Flow test systems measure the transfer of liquids or gases from one location to another. Flow testing includes basic mass flow analysis for help in sizing flow diameters based on fluid and media, as well as flow leak testing based on mass flow and differential leak testing, which is similar to decay leak testing.

Vacuum testing chambers are critical to many precision industries, including semiconductors and optics. Cracks and links that can degrade vacuum can also allow contaminants into manufacturing processes, leading to lost yields and lost money. Sealed compartments in need of vacuum testing include underwater enclosures, electrical housings for outdoor environments, and the many sealed components — both electrical and mechanical — used to power manufacturing equipment and vehicles.

Mass spectrometry is widely used in industrial settings as well as laboratory settings. Mass spectrometry tests measure the mass-to-charge ratios of ions to identify and characterize materials. Electrons bombard the sample, knocking off sample molecules, which are then separated by being passed through a magnetic field. The resulting charge-to-mass spectrum provides insights into the material properties of the sample.

Continuity test systems provide insights into the quality and operation of electrical conductors between two points, which is critical for industrial equipment that runs on electrical power. Power monitoring tests take a deeper look at the electrical signal on a conductor to identify sags, surges, and other power supply issues that can adversely affect industrial and manufacturing equipment.

High potential (Hi Pot) testing is commonly used to verify the quality and condition of electrical insulation and overcurrent protection devices. Hi Pot tests can identify problematic switchgear and control panels, helping prevent unplanned downtime and harm to personnel or property.

Torque-to-turn testing involves the angular force required to turn an object. Torque testing involves measuring the amount of torque being applied to an object. Two of the more common applications for torque testing are fastening (screws, bolts, and the like) and rotating equipment (such as motors, engines, or transmissions). By measuring and analyzing the torque characteristics in such applications, it is possible to accurately determine not only the quality of the part or process but also the root cause of a wide variety of defects.

Gage repeatability and reproducibility (GR&R) testing involves the accuracy of measurement systems and their ability to repeatably and reliably makes measurements. With a GR&R system, measurement variation is characterized by either stability, bias, linearity (such as location), or width or spread, which refer to repeatability and reproducibility. GR&R is widely used in manufacturing to qualify new measuring equipment, compare equipment before and after repair, and calculate process variation.
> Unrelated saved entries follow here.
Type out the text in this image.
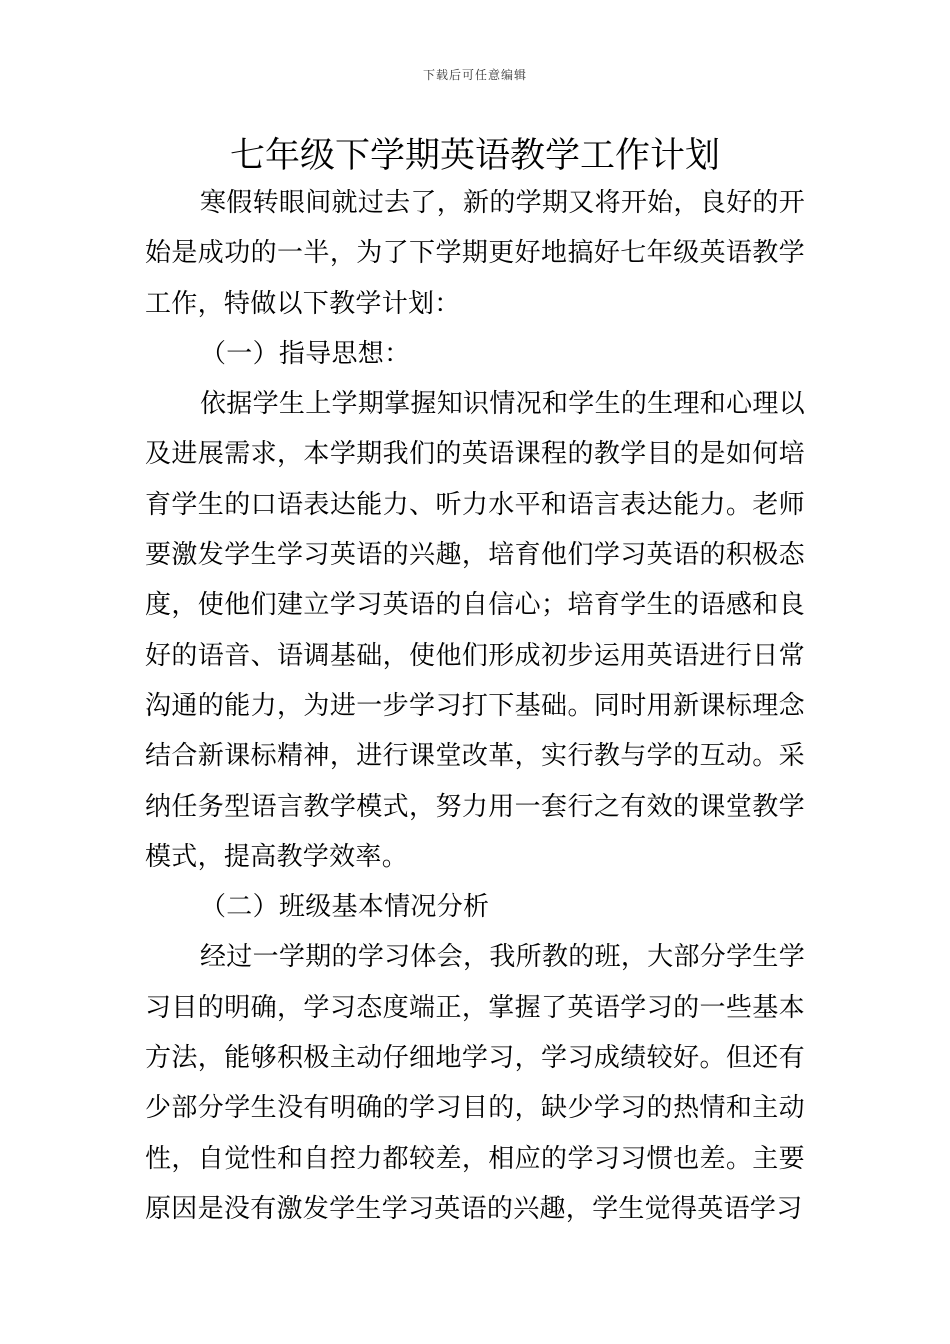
下载后可任意编辑
七年级下学期英语教学工作计划

寒假转眼间就过去了，新的学期又将开始，良好的开始是成功的一半，为了下学期更好地搞好七年级英语教学工作，特做以下教学计划：

（一）指导思想：

依据学生上学期掌握知识情况和学生的生理和心理以及进展需求，本学期我们的英语课程的教学目的是如何培育学生的口语表达能力、听力水平和语言表达能力。老师要激发学生学习英语的兴趣，培育他们学习英语的积极态度，使他们建立学习英语的自信心；培育学生的语感和良好的语音、语调基础，使他们形成初步运用英语进行日常沟通的能力，为进一步学习打下基础。同时用新课标理念结合新课标精神，进行课堂改革，实行教与学的互动。采纳任务型语言教学模式，努力用一套行之有效的课堂教学模式，提高教学效率。

（二）班级基本情况分析

经过一学期的学习体会，我所教的班，大部分学生学习目的明确，学习态度端正，掌握了英语学习的一些基本方法，能够积极主动仔细地学习，学习成绩较好。但还有少部分学生没有明确的学习目的，缺少学习的热情和主动性，自觉性和自控力都较差，相应的学习习惯也差。主要原因是没有激发学生学习英语的兴趣，学生觉得英语学习
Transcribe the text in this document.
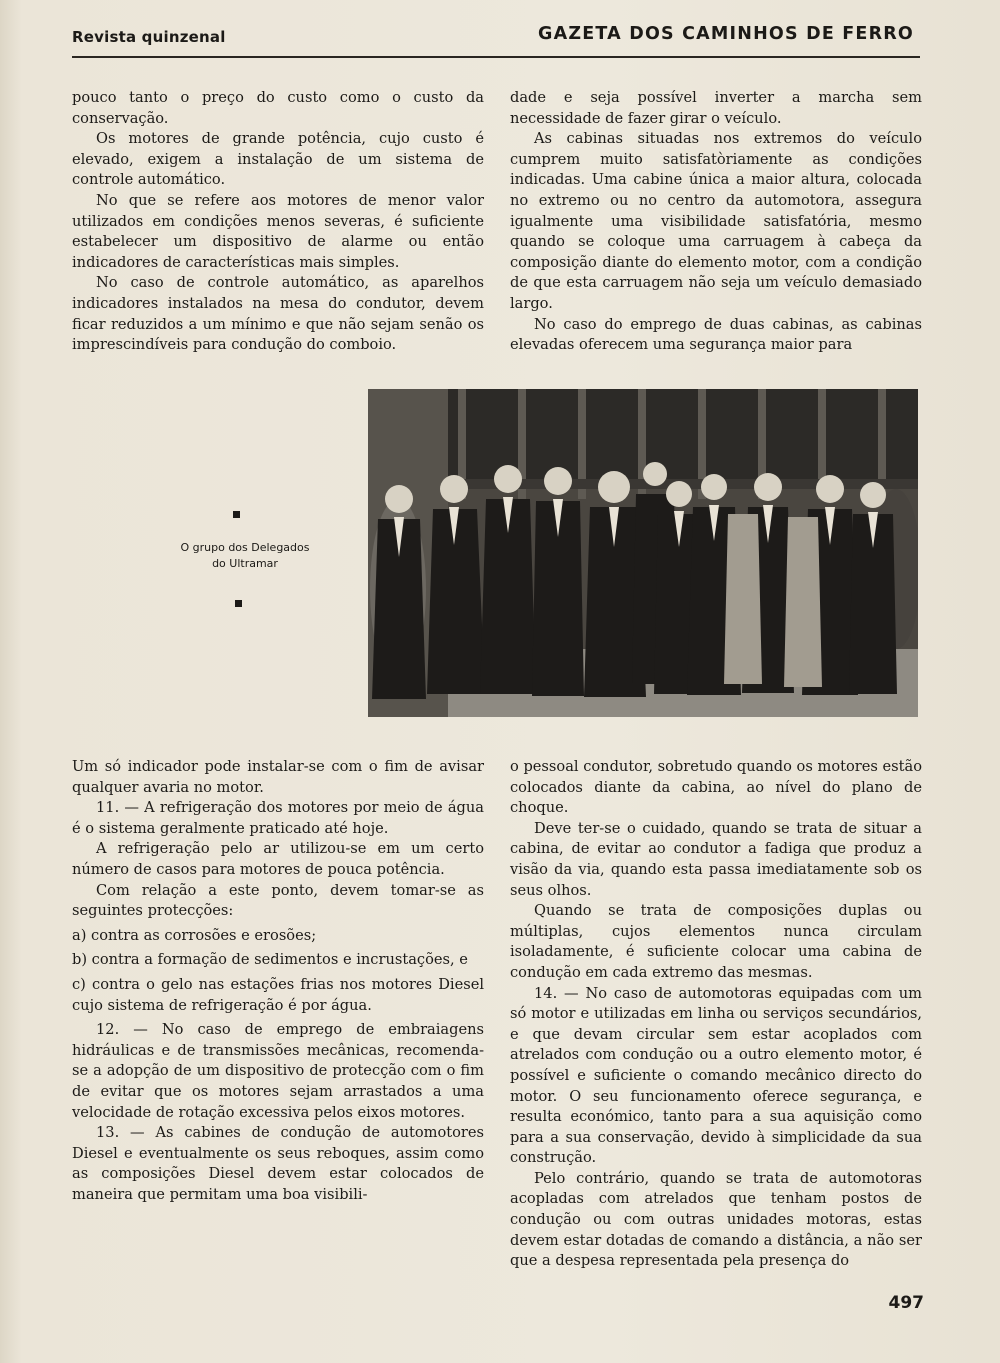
Revista quinzenal	GAZETA DOS CAMINHOS DE FERRO

pouco tanto o preço do custo como o custo da conservação.

Os motores de grande potência, cujo custo é elevado, exigem a instalação de um sistema de controle automático.

No que se refere aos motores de menor valor utilizados em condições menos severas, é suficiente estabelecer um dispositivo de alarme ou então indicadores de características mais simples.

No caso de controle automático, as aparelhos indicadores instalados na mesa do condutor, devem ficar reduzidos a um mínimo e que não sejam senão os imprescindíveis para condução do comboio.

dade e seja possível inverter a marcha sem necessidade de fazer girar o veículo.

As cabinas situadas nos extremos do veículo cumprem muito satisfatòriamente as condições indicadas. Uma cabine única a maior altura, colocada no extremo ou no centro da automotora, assegura igualmente uma visibilidade satisfatória, mesmo quando se coloque uma carruagem à cabeça da composição diante do elemento motor, com a condição de que esta carruagem não seja um veículo demasiado largo.

No caso do emprego de duas cabinas, as cabinas elevadas oferecem uma segurança maior para

O grupo dos Delegados
do Ultramar

Um só indicador pode instalar-se com o fim de avisar qualquer avaria no motor.

11. — A refrigeração dos motores por meio de água é o sistema geralmente praticado até hoje.

A refrigeração pelo ar utilizou-se em um certo número de casos para motores de pouca potência.

Com relação a este ponto, devem tomar-se as seguintes protecções:

a) contra as corrosões e erosões;

b) contra a formação de sedimentos e incrustações, e

c) contra o gelo nas estações frias nos motores Diesel cujo sistema de refrigeração é por água.

12. — No caso de emprego de embraiagens hidráulicas e de transmissões mecânicas, recomenda-se a adopção de um dispositivo de protecção com o fim de evitar que os motores sejam arrastados a uma velocidade de rotação excessiva pelos eixos motores.

13. — As cabines de condução de automotores Diesel e eventualmente os seus reboques, assim como as composições Diesel devem estar colocados de maneira que permitam uma boa visibili-

o pessoal condutor, sobretudo quando os motores estão colocados diante da cabina, ao nível do plano de choque.

Deve ter-se o cuidado, quando se trata de situar a cabina, de evitar ao condutor a fadiga que produz a visão da via, quando esta passa imediatamente sob os seus olhos.

Quando se trata de composições duplas ou múltiplas, cujos elementos nunca circulam isoladamente, é suficiente colocar uma cabina de condução em cada extremo das mesmas.

14. — No caso de automotoras equipadas com um só motor e utilizadas em linha ou serviços secundários, e que devam circular sem estar acoplados com atrelados com condução ou a outro elemento motor, é possível e suficiente o comando mecânico directo do motor. O seu funcionamento oferece segurança, e resulta económico, tanto para a sua aquisição como para a sua conservação, devido à simplicidade da sua construção.

Pelo contrário, quando se trata de automotoras acopladas com atrelados que tenham postos de condução ou com outras unidades motoras, estas devem estar dotadas de comando a distância, a não ser que a despesa representada pela presença do

497
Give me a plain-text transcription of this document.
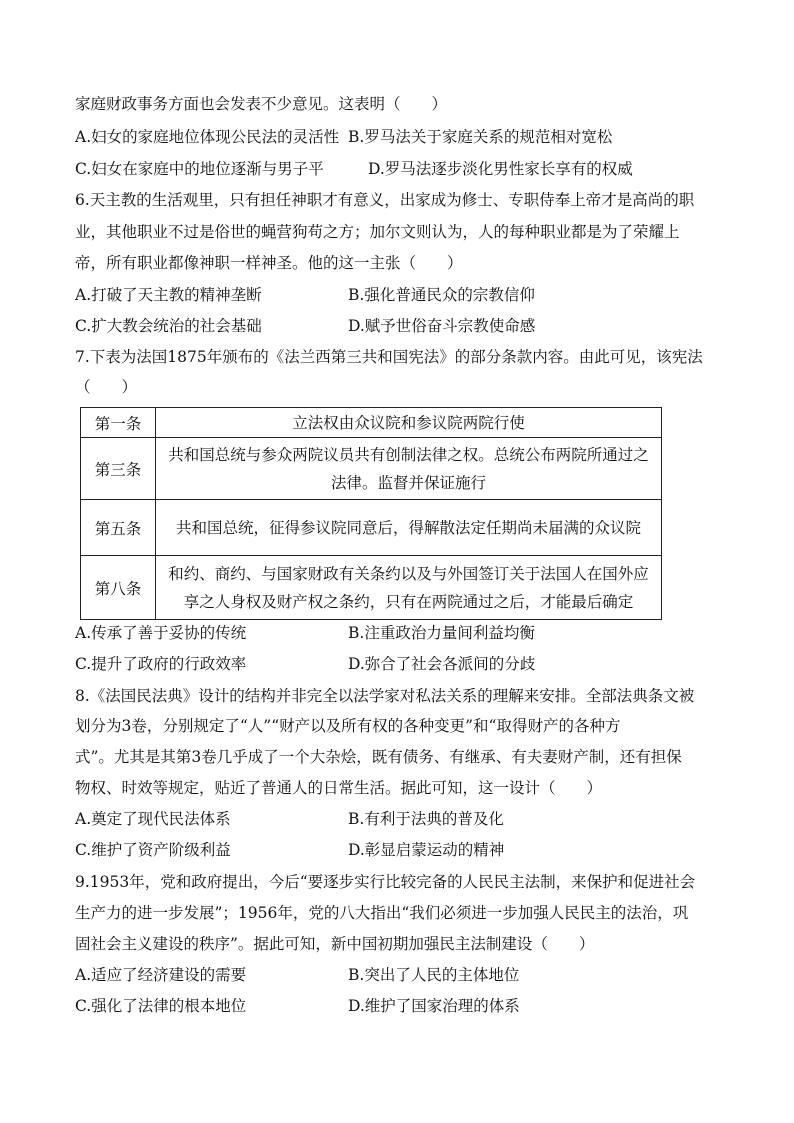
家庭财政事务方面也会发表不少意见。这表明（　　）
A.妇女的家庭地位体现公民法的灵活性 B.罗马法关于家庭关系的规范相对宽松
C.妇女在家庭中的地位逐渐与男子平	D.罗马法逐步淡化男性家长享有的权威
6.天主教的生活观里，只有担任神职才有意义，出家成为修士、专职侍奉上帝才是高尚的职
业，其他职业不过是俗世的蝇营狗苟之方；加尔文则认为，人的每种职业都是为了荣耀上
帝，所有职业都像神职一样神圣。他的这一主张（　　）
A.打破了天主教的精神垄断	B.强化普通民众的宗教信仰
C.扩大教会统治的社会基础	D.赋予世俗奋斗宗教使命感
7.下表为法国1875年颁布的《法兰西第三共和国宪法》的部分条款内容。由此可见，该宪法
（　　）
第一条	立法权由众议院和参议院两院行使

第三条	共和国总统与参众两院议员共有创制法律之权。总统公布两院所通过之
法律。监督并保证施行

第五条	共和国总统，征得参议院同意后，得解散法定任期尚未届满的众议院

第八条	和约、商约、与国家财政有关条约以及与外国签订关于法国人在国外应
享之人身权及财产权之条约，只有在两院通过之后，才能最后确定
A.传承了善于妥协的传统	B.注重政治力量间利益均衡
C.提升了政府的行政效率	D.弥合了社会各派间的分歧
8.《法国民法典》设计的结构并非完全以法学家对私法关系的理解来安排。全部法典条文被
划分为3卷，分别规定了“人”“财产以及所有权的各种变更”和“取得财产的各种方
式”。尤其是其第3卷几乎成了一个大杂烩，既有债务、有继承、有夫妻财产制，还有担保
物权、时效等规定，贴近了普通人的日常生活。据此可知，这一设计（　　）
A.奠定了现代民法体系	B.有利于法典的普及化
C.维护了资产阶级利益	D.彰显启蒙运动的精神
9.1953年，党和政府提出，今后“要逐步实行比较完备的人民民主法制，来保护和促进社会
生产力的进一步发展”；1956年，党的八大指出“我们必须进一步加强人民民主的法治，巩
固社会主义建设的秩序”。据此可知，新中国初期加强民主法制建设（　　）
A.适应了经济建设的需要	B.突出了人民的主体地位
C.强化了法律的根本地位	D.维护了国家治理的体系
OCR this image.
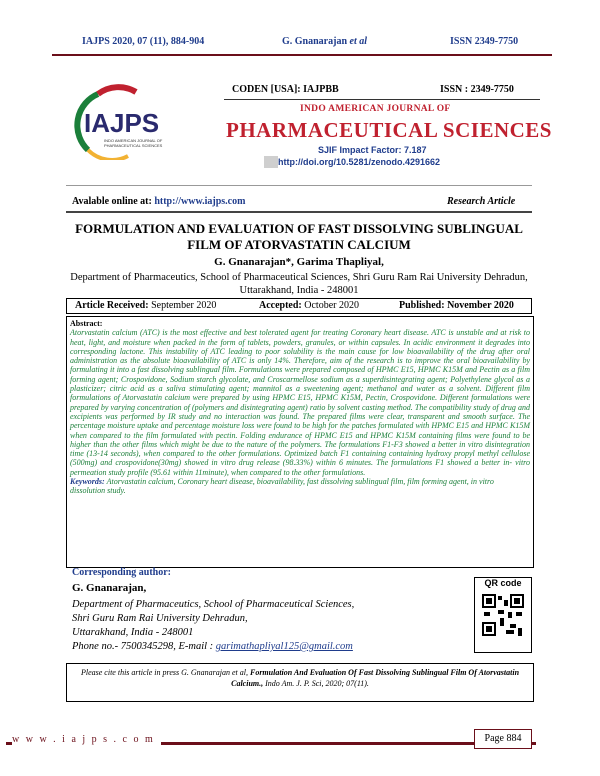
IAJPS 2020, 07 (11), 884-904	G. Gnanarajan et al	ISSN 2349-7750
IAJPS
INDO AMERICAN JOURNAL OF
PHARMACEUTICAL SCIENCES
CODEN [USA]: IAJPBB	ISSN : 2349-7750
INDO AMERICAN JOURNAL OF
PHARMACEUTICAL SCIENCES
SJIF Impact Factor: 7.187
http://doi.org/10.5281/zenodo.4291662
Avalable online at: http://www.iajps.com	Research Article
FORMULATION AND EVALUATION OF FAST DISSOLVING SUBLINGUAL FILM OF ATORVASTATIN CALCIUM
G. Gnanarajan*, Garima Thapliyal,
Department of Pharmaceutics, School of Pharmaceutical Sciences, Shri Guru Ram Rai University Dehradun, Uttarakhand, India - 248001
Article Received: September 2020	Accepted: October 2020	Published: November 2020
Abstract:
Atorvastatin calcium (ATC) is the most effective and best tolerated agent for treating Coronary heart disease. ATC is unstable and at risk to heat, light, and moisture when packed in the form of tablets, powders, granules, or within capsules. In acidic environment it degrades into corresponding lactone. This instability of ATC leading to poor solubility is the main cause for low bioavailability of the drug after oral administration as the absolute bioavailability of ATC is only 14%. Therefore, aim of the research is to improve the oral bioavailability by formulating it into a fast dissolving sublingual film. Formulations were prepared composed of HPMC E15, HPMC K15M and Pectin as a film forming agent; Crospovidone, Sodium starch glycolate, and Croscarmellose sodium as a superdisintegrating agent; Polyethylene glycol as a plasticizer; citric acid as a saliva stimulating agent; mannitol as a sweetening agent; methanol and water as a solvent. Different film formulations of Atorvastatin calcium were prepared by using HPMC E15, HPMC K15M, Pectin, Crospovidone. Different formulations were prepared by varying concentration of (polymers and disintegrating agent) ratio by solvent casting method. The compatibility study of drug and excipients was performed by IR study and no interaction was found. The prepared films were clear, transparent and smooth surface. The percentage moisture uptake and percentage moisture loss were found to be high for the patches formulated with HPMC E15 and HPMC K15M when compared to the film formulated with pectin. Folding endurance of HPMC E15 and HPMC K15M containing films were found to be higher than the other films which might be due to the nature of the polymers. The formulations F1-F3 showed a better in vitro disintegration time (13-14 seconds), when compared to the other formulations. Optimized batch F1 containing containing hydroxy propyl methyl cellulose (500mg) and crospovidone(30mg) showed in vitro drug release (98.33%) within 6 minutes. The formulations F1 showed a better in- vitro permeation study profile (95.61 within 11minute), when compared to the other formulations.
Keywords: Atorvastatin calcium, Coronary heart disease, bioavailability, fast dissolving sublingual film, film forming agent, in vitro dissolution study.
Corresponding author:
G. Gnanarajan,
Department of Pharmaceutics, School of Pharmaceutical Sciences,
Shri Guru Ram Rai University Dehradun,
Uttarakhand, India - 248001
Phone no.- 7500345298, E-mail : garimathapliyal125@gmail.com
QR code
Please cite this article in press G. Gnanarajan et al, Formulation And Evaluation Of Fast Dissolving Sublingual Film Of Atorvastatin Calcium., Indo Am. J. P. Sci, 2020; 07(11).
w w w . i a j p s . c o m	Page 884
Design failure mode effects analysis (DFMEA) and process failure mode effects analysis (PFMEA) are used to analyze potential failure modes within a system in operations management and product development. These analyses also classify the failures according to likelihood or severity. The term “failure mode” refers to any defects or errors in a design, process, or item that affect the customer. “Effects analysis” refers to the study of the consequences of the failures. FMEA is used widely in the service and manufacturing industries. These analyses identify potential failure modes and help the team prioritize countermeasures, thereby helping reduce failures. They also help a company cut costs and reduce development time.